Finally! You’ve got Momma settled into her new assisted living quarters. Both you and mom are anxious. The facility representative made this place sound like heaven. All of Momma’s need will be taken care of, that’s what was promised.
How can you ensure promises made are kept? Or close to kept?
Observation – You know your mother. If she typically overdramatizes mistreatment from the staff, she should continue this line of behavior.
If you’ve placed her in assisted living or a nursing home, than you already know how she behaves during long-term stays at the hospital. Typically, is she paranoid? Complacent? If her behavior strays from the norm, it could be a red flag that something is amiss.
Avoid interrogation. Remember, she will mirror your reactions. If you feel things aren’t right, step back, take a deep breath and consider your approach.

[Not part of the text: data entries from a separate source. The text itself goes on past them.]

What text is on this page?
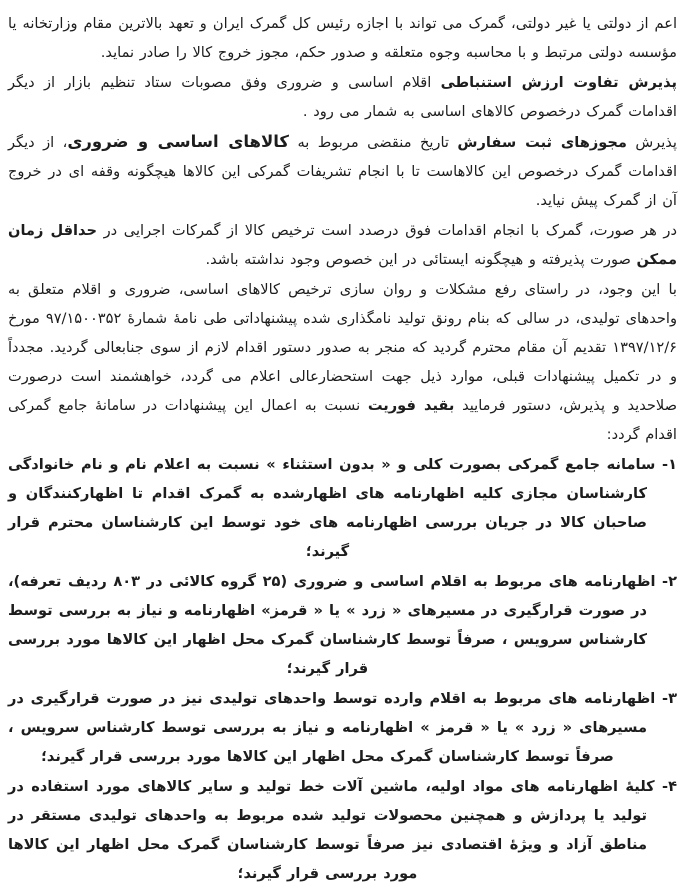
اعم از دولتی یا غیر دولتی، گمرک می تواند با اجازه رئیس کل گمرک ایران و تعهد بالاترین مقام وزارتخانه یا مؤسسه دولتی مرتبط و با محاسبه وجوه متعلقه و صدور حکم، مجوز خروج کالا را صادر نماید.
پذیرش تفاوت ارزش استنباطی اقلام اساسی و ضروری وفق مصوبات ستاد تنظیم بازار از دیگر اقدامات گمرک درخصوص کالاهای اساسی به شمار می رود .
پذیرش مجوزهای ثبت سفارش تاریخ منقضی مربوط به کالاهای اساسی و ضروری، از دیگر اقدامات گمرک درخصوص این کالاهاست تا با انجام تشریفات گمرکی این کالاها هیچگونه وقفه ای در خروج آن از گمرک پیش نیاید.
در هر صورت، گمرک با انجام اقدامات فوق درصدد است ترخیص کالا از گمرکات اجرایی در حداقل زمان ممکن صورت پذیرفته و هیچگونه ایستائی در این خصوص وجود نداشته باشد.
با این وجود، در راستای رفع مشکلات و روان سازی ترخیص کالاهای اساسی، ضروری و اقلام متعلق به واحدهای تولیدی، در سالی که بنام رونق تولید نامگذاری شده پیشنهاداتی طی نامۀ شمارۀ ۹۷/۱۵۰۰۳۵۲ مورخ ۱۳۹۷/۱۲/۶ تقدیم آن مقام محترم گردید که منجر به صدور دستور اقدام لازم از سوی جنابعالی گردید. مجدداً و در تکمیل پیشنهادات قبلی، موارد ذیل جهت استحضارعالی اعلام می گردد، خواهشمند است درصورت صلاحدید و پذیرش، دستور فرمایید بقید فوریت نسبت به اعمال این پیشنهادات در سامانۀ جامع گمرکی اقدام گردد:
۱- سامانه جامع گمرکی بصورت کلی و « بدون استثناء » نسبت به اعلام نام و نام خانوادگی کارشناسان مجازی کلیه اظهارنامه های اظهارشده به گمرک اقدام تا اظهارکنندگان و صاحبان کالا در جریان بررسی اظهارنامه های خود توسط این کارشناسان محترم قرار گیرند؛
۲- اظهارنامه های مربوط به اقلام اساسی و ضروری (۲۵ گروه کالائی در ۸۰۳ ردیف تعرفه)، در صورت قرارگیری در مسیرهای « زرد » یا « قرمز» اظهارنامه و نیاز به بررسی توسط کارشناس سرویس ، صرفاً توسط کارشناسان گمرک محل اظهار این کالاها مورد بررسی قرار گیرند؛
۳- اظهارنامه های مربوط به اقلام وارده توسط واحدهای تولیدی نیز در صورت قرارگیری در مسیرهای « زرد » یا « قرمز » اظهارنامه و نیاز به بررسی توسط کارشناس سرویس ، صرفاً توسط کارشناسان گمرک محل اظهار این کالاها مورد بررسی قرار گیرند؛
۴- کلیۀ اظهارنامه های مواد اولیه، ماشین آلات خط تولید و سایر کالاهای مورد استفاده در تولید یا پردازش و همچنین محصولات تولید شده مربوط به واحدهای تولیدی مستقر در مناطق آزاد و ویژۀ اقتصادی نیز صرفاً توسط کارشناسان گمرک محل اظهار این کالاها مورد بررسی قرار گیرند؛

Ask specific questions – When I was a kid, I’d walk home from school and bound through the door to make a b-line toward the kitchen refrigerator. But there stood Momma, broad smile on her face, “How as your day?” she’d ask as I tried to shimmy past her in the living room. My stomach wanted last night’s leftover spaghetti.
But Momma wouldn’t accept my answer of, “Fine.” She wanted to know everything. What time was Reading class? Who did I sit next to in lunch? What were the rules of the game we played in gym class.
I’d sigh, resigned that I’d have to give her the ___ before my fork could dive into my pasta.
Yes momma was curious, but good mommas know that the more involved parents are in their children’s lives, they decrease the odds and intensity of teenage rebellion.
Now it’s my turn to ask the questions. I really want to know the answers Momma has dementia meaning I need to decipher her answers as well as ask simple questions.
How are you feeling now? What did you eat for breakfast, How are you knees? Did you need your blood pressure medication today?
No need to rapid-fire your questions. Limit your questions to three each visit, you can ask more but you want to avoid making her feel like something is up.
Encourage your mother to connect with a few staff members. The stronger the connection, the better care she will get.
Facilitate resident friendships. When I was a kid, Momma planned birthday parties, etc. Create opportunities for your parent to engage in board games, movie nights, etc. When residents participate in social activities, they Engage with the staff.
Connecting with the staff is crucial to ensuring top-notch #MommaCare. A quick question about their family or favorite sports teams can go along way when Momma needs extra attention. Also, ask a few questions about your parent, “How’s Momma’s diet?” or “Is there anything I can do to help?” Be careful here though, if you appear too helpful, it may seem as though you are subtly accusing the staff of not doing enough.
Visit often – the more family visits a patient receives, the more attentive the staff are in meeting the patient’s needs.
Spontaneous visits – Pop in during mealtimes, after shift-changes, and all hours of the night. Doing so underscores ‘round the clock care for your Momma.
Check for bed sores or pressure wounds – Jump in the driver’s seat and take over. Tell your parent you are checking their skin. Elderly people are more susceptible to pressure wounds. And pressure wounds can lead to infection. If your Momma is diabetic, checking for open wounds is paramount. Untreated sores can lead to amputation in a diabetic sufferer.
Bring water and snacks – Share a bottled water during your visits or eat a snack. Dehydration is much more serious in the elderly. Sometimes staff are too busy to bring water, especially when they are performing more urgent tasks.
Remember, no facility is 100 percent perfect 24/7, but, the facility is only going to be as good as you make it.